Als Unterströmungstheorie (auch Subfluenztheorie) werden eine Reihe von geotektonischen und geophysikalischen Hypothesen zusammengefasst, die die Möglichkeit von großräumigen Fließbewegungen unterhalb der starren Erdkruste behandeln. Die Bewegungen von zähplastischen, magmatischen Massen im Untergrund sollen hierbei für die geotektonischen Großstrukturen an der Erdoberfläche verantwortlich sein, wie Faltengebirge, Tiefseerinnen und regionale Spaltensysteme. Aus solchen Vorstellungen entwickelte sich etwa seit den 1960er Jahren, im Rahmen der Plattentektonik, das Modell der Mantelkonvektion.

Inhaltsverzeichnis

Unterströmungen im Rahmen der Geosynklinaltheorie

Das Konzept der Unterströmungen geht auf den österreichischen Geologen Otto Ampferer zurück. Bereits 1906 entwickelte er in den Alpen die Hypothese, dass es sich bei der oberen Erdkruste mit ihrer Sedimentdecke nur um eine relativ dünne, nachgiebige Schicht handele, die auf Gesteinsschmelzen schwimmt (ähnlich wie die Haut auf gekochter Milch). Durch abwärts gerichtete Magmenströme werde die überlagernde Kruste mitgezogen, was zu intensiver Einengung und Überschiebung der Gesteinsschichten in den Faltengebirgen führe. Allerdings fand diese Hypothese zunächst nur wenig Beachtung in der Fachwelt, da sie den genauen Ablauf der Gebirgsbildung in den Alpen nicht befriedigend zu erklären vermochte. Außerdem machte Ampferer keine Aussagen über die Ursachen der Massenbewegungen.

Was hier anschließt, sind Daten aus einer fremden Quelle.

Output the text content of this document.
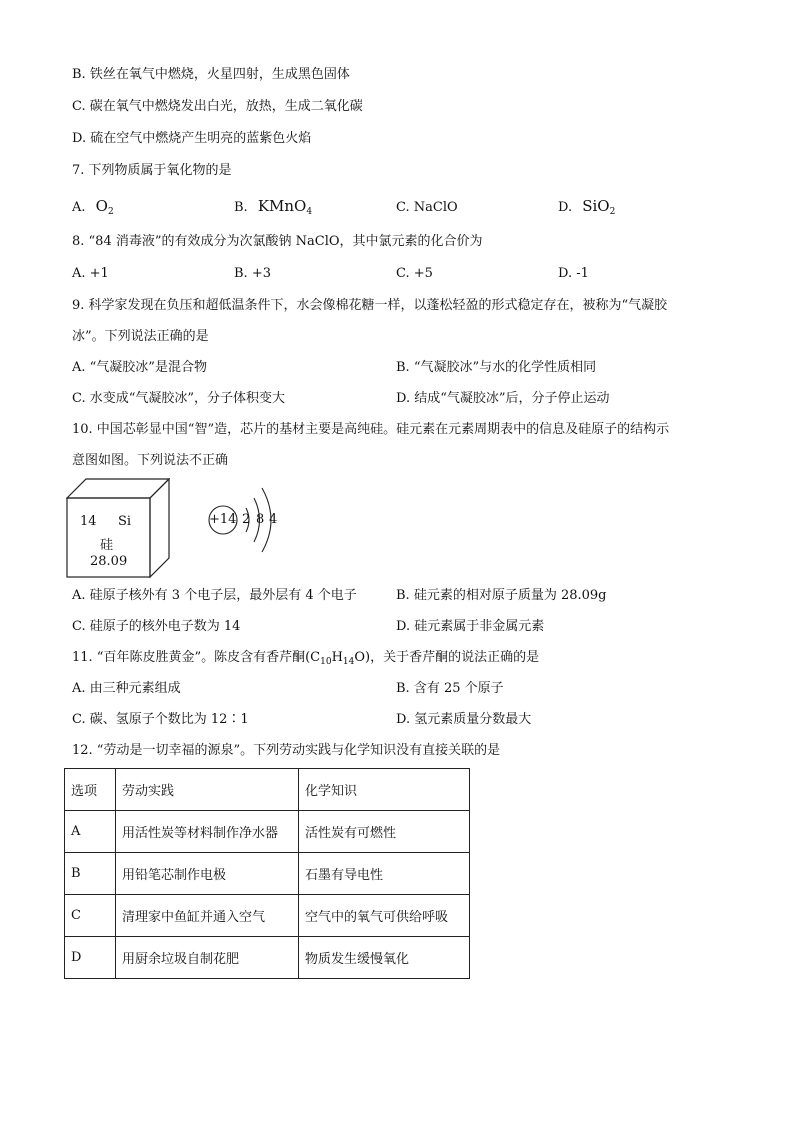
B. 铁丝在氧气中燃烧，火星四射，生成黑色固体
C. 碳在氧气中燃烧发出白光，放热，生成二氧化碳
D. 硫在空气中燃烧产生明亮的蓝紫色火焰
7. 下列物质属于氧化物的是
A. $O_2$	B. KMnO$_4$	C. NaClO	D. SiO$_2$
8. “84 消毒液”的有效成分为次氯酸钠 NaClO，其中氯元素的化合价为
A. +1	B. +3	C. +5	D. -1
9. 科学家发现在负压和超低温条件下，水会像棉花糖一样，以蓬松轻盈的形式稳定存在，被称为“气凝胶
冰”。下列说法正确的是
A. “气凝胶冰”是混合物	B. “气凝胶冰”与水的化学性质相同
C. 水变成“气凝胶冰”，分子体积变大	D. 结成“气凝胶冰”后，分子停止运动
10. 中国芯彰显中国“智”造，芯片的基材主要是高纯硅。硅元素在元素周期表中的信息及硅原子的结构示
意图如图。下列说法不正确
14 Si
硅
28.09
+14 2 8 4
A. 硅原子核外有 3 个电子层，最外层有 4 个电子	B. 硅元素的相对原子质量为 28.09g
C. 硅原子的核外电子数为 14	D. 硅元素属于非金属元素
11. “百年陈皮胜黄金”。陈皮含有香芹酮$(C_{10}H_{14}O)$，关于香芹酮的说法正确的是
A. 由三种元素组成	B. 含有 25 个原子
C. 碳、氢原子个数比为 12∶1	D. 氢元素质量分数最大
12. “劳动是一切幸福的源泉”。下列劳动实践与化学知识没有直接关联的是
选项	劳动实践	化学知识
A	用活性炭等材料制作净水器	活性炭有可燃性
B	用铅笔芯制作电极	石墨有导电性
C	清理家中鱼缸并通入空气	空气中的氧气可供给呼吸
D	用厨余垃圾自制花肥	物质发生缓慢氧化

Der Grazer Geophysiker Robert Schwinner (1878–1953) entwickelte hingegen seit 1919 die Vorstellungen von thermisch bedingten Konvektionsströmen in der Unterkruste (bzw. im Oberen Erdmantel), die durch das Wärmegefälle zwischen Erdkern und Erdkruste erzeugt werden. 1935 sprach Schwinner in diesem Zusammenhang von einer „Friktionskupplung“ zwischen dem in einer Tiefe von bis zu etwa 400 km fließenden Magma und der überlagernden Erdkruste. Er vermutete, dass sich die Faltengebirge dort bildeten, wo erkaltende Magmen unter die „Kühlböden“ der Ozeane absinken, und Krustengestein mit in die Tiefe ziehen (Zyklone), während unter den Kontinenten erhitzte Magmen aufsteigen, die in vulkanisch aktiven Regionen austreten und an der Oberfläche zu deutlichen Zerrungs- und Brucherscheinungen in der Kruste führen (Antizyklone).

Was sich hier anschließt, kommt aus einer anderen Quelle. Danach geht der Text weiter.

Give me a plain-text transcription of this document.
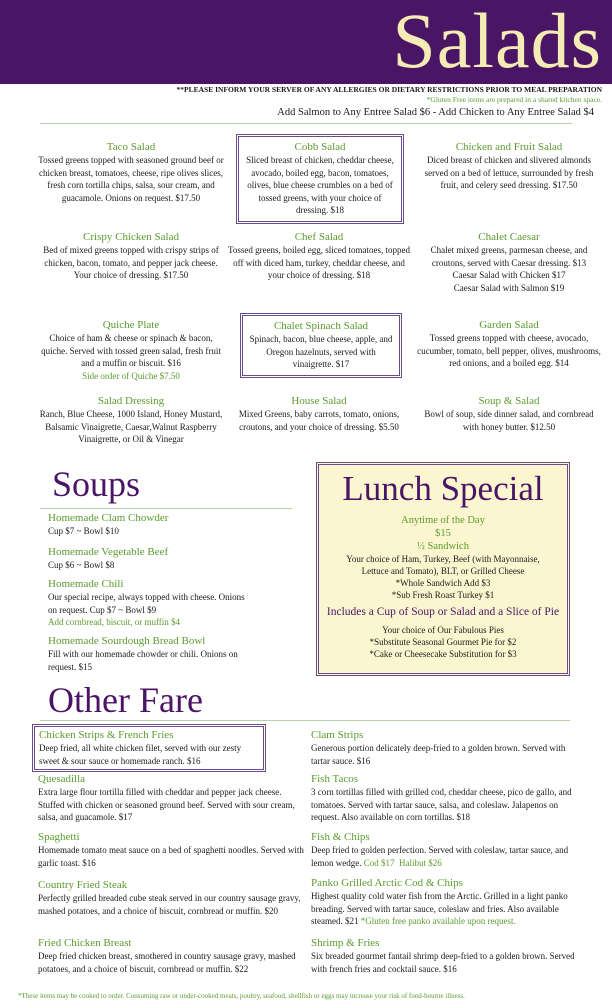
Salads
**PLEASE INFORM YOUR SERVER OF ANY ALLERGIES OR DIETARY RESTRICTIONS PRIOR TO MEAL PREPARATION
*Gluten Free items are prepared in a shared kitchen space.
Add Salmon to Any Entree Salad $6 - Add Chicken to Any Entree Salad $4
Taco Salad
Tossed greens topped with seasoned ground beef or chicken breast, tomatoes, cheese, ripe olives slices, fresh corn tortilla chips, salsa, sour cream, and guacamole. Onions on request. $17.50
Cobb Salad
Sliced breast of chicken, cheddar cheese, avocado, boiled egg, bacon, tomatoes, olives, blue cheese crumbles on a bed of tossed greens, with your choice of dressing. $18
Chicken and Fruit Salad
Diced breast of chicken and slivered almonds served on a bed of lettuce, surrounded by fresh fruit, and celery seed dressing. $17.50
Crispy Chicken Salad
Bed of mixed greens topped with crispy strips of chicken, bacon, tomato, and pepper jack cheese. Your choice of dressing. $17.50
Chef Salad
Tossed greens, boiled egg, sliced tomatoes, topped off with diced ham, turkey, cheddar cheese, and your choice of dressing. $18
Chalet Caesar
Chalet mixed greens, parmesan cheese, and croutons, served with Caesar dressing. $13
Caesar Salad with Chicken $17
Caesar Salad with Salmon $19
Quiche Plate
Choice of ham & cheese or spinach & bacon, quiche. Served with tossed green salad, fresh fruit and a muffin or biscuit. $16
Side order of Quiche $7.50
Chalet Spinach Salad
Spinach, bacon, blue cheese, apple, and Oregon hazelnuts, served with vinaigrette. $17
Garden Salad
Tossed greens topped with cheese, avocado, cucumber, tomato, bell pepper, olives, mushrooms, red onions, and a boiled egg. $14
Salad Dressing
Ranch, Blue Cheese, 1000 Island, Honey Mustard, Balsamic Vinaigrette, Caesar,Walnut Raspberry Vinaigrette, or Oil & Vinegar
House Salad
Mixed Greens, baby carrots, tomato, onions, croutons, and your choice of dressing. $5.50
Soup & Salad
Bowl of soup, side dinner salad, and cornbread with honey butter. $12.50
Soups
Homemade Clam Chowder
Cup $7 ~ Bowl $10
Homemade Vegetable Beef
Cup $6 ~ Bowl $8
Homemade Chili
Our special recipe, always topped with cheese. Onions on request. Cup $7 ~ Bowl $9
Add cornbread, biscuit, or muffin $4
Homemade Sourdough Bread Bowl
Fill with our homemade chowder or chili. Onions on request. $15
Lunch Special
Anytime of the Day
$15
½ Sandwich
Your choice of Ham, Turkey, Beef (with Mayonnaise, Lettuce and Tomato), BLT, or Grilled Cheese
*Whole Sandwich Add $3
*Sub Fresh Roast Turkey $1
Includes a Cup of Soup or Salad and a Slice of Pie
Your choice of Our Fabulous Pies
*Substitute Seasonal Gourmet Pie for $2
*Cake or Cheesecake Substitution for $3
Other Fare
Chicken Strips & French Fries
Deep fried, all white chicken filet, served with our zesty sweet & sour sauce or homemade ranch. $16
Quesadilla
Extra large flour tortilla filled with cheddar and pepper jack cheese. Stuffed with chicken or seasoned ground beef. Served with sour cream, salsa, and guacamole. $17
Spaghetti
Homemade tomato meat sauce on a bed of spaghetti noodles. Served with garlic toast. $16
Country Fried Steak
Perfectly grilled breaded cube steak served in our country sausage gravy, mashed potatoes, and a choice of biscuit, cornbread or muffin. $20
Fried Chicken Breast
Deep fried chicken breast, smothered in country sausage gravy, mashed potatoes, and a choice of biscuit, cornbread or muffin. $22
Clam Strips
Generous portion delicately deep-fried to a golden brown. Served with tartar sauce. $16
Fish Tacos
3 corn tortillas filled with grilled cod, cheddar cheese, pico de gallo, and tomatoes. Served with tartar sauce, salsa, and coleslaw. Jalapenos on request. Also available on corn tortillas. $18
Fish & Chips
Deep fried to golden perfection. Served with coleslaw, tartar sauce, and lemon wedge. Cod $17 Halibut $26
Panko Grilled Arctic Cod & Chips
Highest quality cold water fish from the Arctic. Grilled in a light panko breading. Served with tartar sauce, coleslaw and fries. Also available steamed. $21 *Gluten free panko available upon request.
Shrimp & Fries
Six breaded gourmet fantail shrimp deep-fried to a golden brown. Served with french fries and cocktail sauce. $16
*These items may be cooked to order. Consuming raw or under-cooked meats, poultry, seafood, shellfish or eggs may increase your risk of food-bourne illness.
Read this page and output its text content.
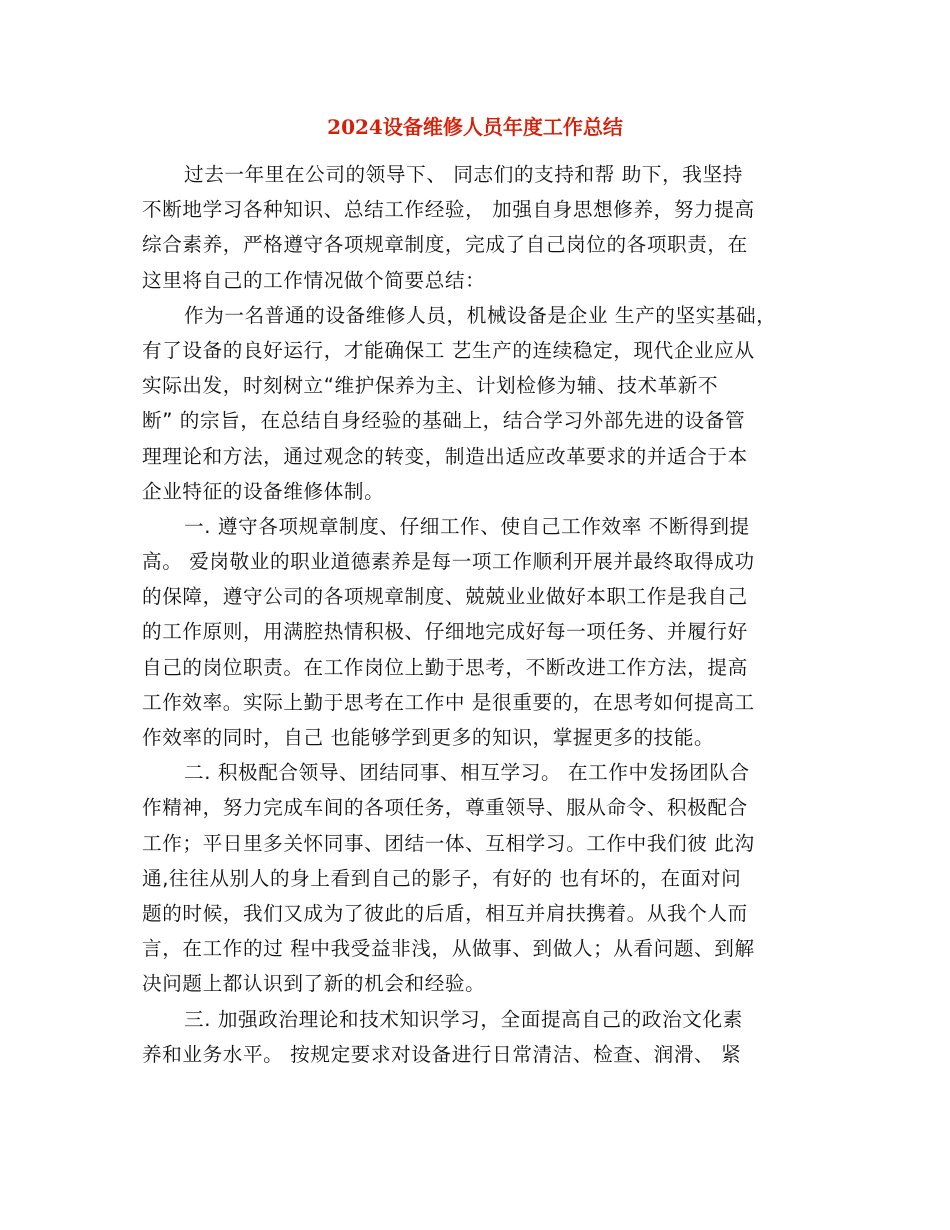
2024设备维修人员年度工作总结
过去一年里在公司的领导下、 同志们的支持和帮 助下，我坚持
不断地学习各种知识、总结工作经验， 加强自身思想修养，努力提高
综合素养，严格遵守各项规章制度，完成了自己岗位的各项职责，在
这里将自己的工作情况做个简要总结：
作为一名普通的设备维修人员，机械设备是企业 生产的坚实基础，
有了设备的良好运行，才能确保工 艺生产的连续稳定，现代企业应从
实际出发，时刻树立“维护保养为主、计划检修为辅、技术革新不
断” 的宗旨，在总结自身经验的基础上，结合学习外部先进的设备管
理理论和方法，通过观念的转变，制造出适应改革要求的并适合于本
企业特征的设备维修体制。
一. 遵守各项规章制度、仔细工作、使自己工作效率 不断得到提
高。 爱岗敬业的职业道德素养是每一项工作顺利开展并最终取得成功
的保障，遵守公司的各项规章制度、兢兢业业做好本职工作是我自己
的工作原则，用满腔热情积极、仔细地完成好每一项任务、并履行好
自己的岗位职责。在工作岗位上勤于思考，不断改进工作方法，提高
工作效率。实际上勤于思考在工作中 是很重要的，在思考如何提高工
作效率的同时，自己 也能够学到更多的知识，掌握更多的技能。
二. 积极配合领导、团结同事、相互学习。 在工作中发扬团队合
作精神，努力完成车间的各项任务，尊重领导、服从命令、积极配合
工作；平日里多关怀同事、团结一体、互相学习。工作中我们彼 此沟
通,往往从别人的身上看到自己的影子，有好的 也有坏的，在面对问
题的时候，我们又成为了彼此的后盾，相互并肩扶携着。从我个人而
言，在工作的过 程中我受益非浅，从做事、到做人；从看问题、到解
决问题上都认识到了新的机会和经验。
三. 加强政治理论和技术知识学习，全面提高自己的政治文化素
养和业务水平。 按规定要求对设备进行日常清洁、检查、润滑、 紧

Noch bis in die 1960er Jahre hinein wurde versucht, das Konzept der magmatischen Unterströmungen in das klassische geotektonische Modell der Geosynklinaltheorie zu integrieren. Ernst Kraus (1889–1970) unterschied dabei Konvektionsströme in der Unterkruste (Hyporheon), von einem zweiten, tiefer gelegenen System von großräumigen Konvektionszellen (Bathyrheon). Die Bildung tektonischer Großstrukturen, wie Inselbögen oder die auffällig geschwungenen Formen vieler Faltengebirge (zum Beispiel des Karpatenbogens), führte er dabei auf die Summierung bzw. Differenzierung von jeweils gleichsinnigen oder gegensinnigen Strömungsbewegungen in Hyporheon und Bathyrheon zurück. Grundsätzlich postulierte er die Gebirgsbildung in schmalen, langgestreckten Senkungströgen (Geosynklinalen) unter dem Einfluss absinkender Konvektionsströme.

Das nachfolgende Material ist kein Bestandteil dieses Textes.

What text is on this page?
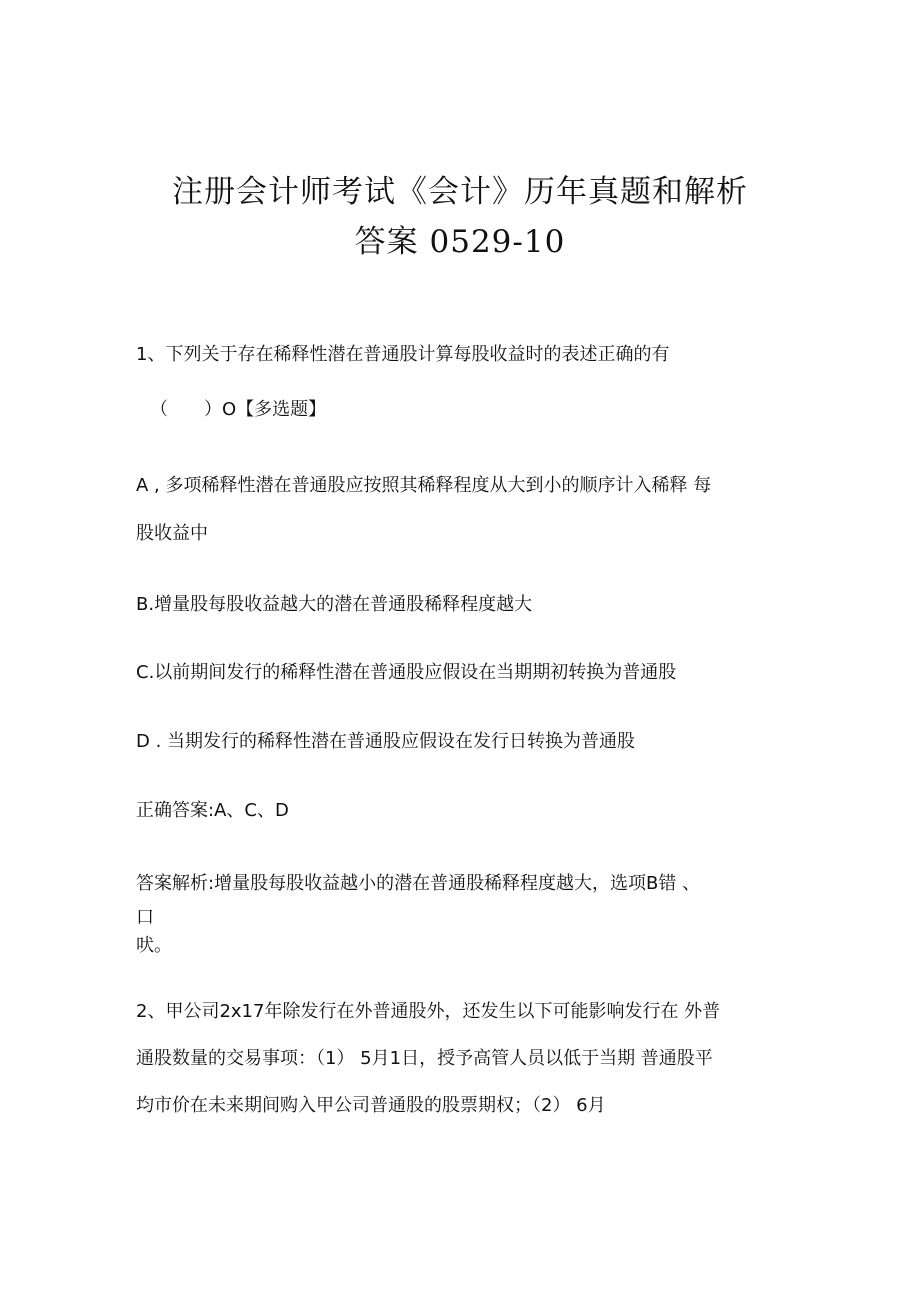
注册会计师考试《会计》历年真题和解析
答案 0529-10
1、下列关于存在稀释性潜在普通股计算每股收益时的表述正确的有
（　　）O【多选题】
A , 多项稀释性潜在普通股应按照其稀释程度从大到小的顺序计入稀释 每
股收益中
B.增量股每股收益越大的潜在普通股稀释程度越大
C.以前期间发行的稀释性潜在普通股应假设在当期期初转换为普通股
D . 当期发行的稀释性潜在普通股应假设在发行日转换为普通股
正确答案:A、C、D
答案解析:增量股每股收益越小的潜在普通股稀释程度越大，选项B错 、
口
吠。
2、甲公司2x17年除发行在外普通股外，还发生以下可能影响发行在 外普
通股数量的交易事项：（1） 5月1日，授予高管人员以低于当期 普通股平
均市价在未来期间购入甲公司普通股的股票期权；（2） 6月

Der Vulkanologe Alfred Rittmann machte aufsteigende, viskose Konvektionsströme für die Anhebung der kontinentalen Kruste („Sial“) verantwortlich. Der aus der Entblößung der kontinentalen Schilde resultierende Abtragungsschutt sammele sich dann in den Tiefseerinnen im Grenzbereich zwischen kontinentaler und ozeanischer Kruste („Sima“). Anders als in der klassischen Geosynklinaltheorie machte Rittmann jedoch nicht hauptsächlich das zusätzliche Gewicht der angehäuften Sedimente für das weitere Einsinken der Geosynklinale verantwortlich, sondern zunächst kontinentwärts absinkende Masseströme. In einem selbstverstärkenden Prozess werde hierdurch die kontinentale Kruste noch weiter herausgehoben, usw. Durch die Verfrachtung solch kühleren Krustenmaterials in die Tiefseerinne käme es zu einer Störung des thermischen Gleichgewichts in der Magmenzone und zusätzlich zu ozeanwärts gerichteten Ausgleichsströmungen, die sich nun mit den kontinentwärts gerichteten vereinigten und absänken. Schließlich führe dies zur Bildung eines „Sial-Wulstes“ in der Tiefe, und zu einer Verschluckung (Subduktion) sowohl von ozeanischer, als auch von kontinentaler Kruste, zur Faltung der angehäuften Sedimente, zur Umwandlung und zur Aufschmelzung der Gesteine, die wiederum als Magma an Konvektionsströmen teilnähmen. Die Störung des isostatischen Gleichgewichts durch den hinabgezogenen, relativ leichten Sial-Wulst werde schließlich durch die Hebung des ganzen gefalteten Komplexes behoben, die eigentliche Gebirgsbildung.

Ein weiterer Verfechter dieser Theorie war der Geologe Hans Georg Wunderlich, der die Konvektionsströmung als das „Wetter des Erdinnern“ beschrieb.[1],[2]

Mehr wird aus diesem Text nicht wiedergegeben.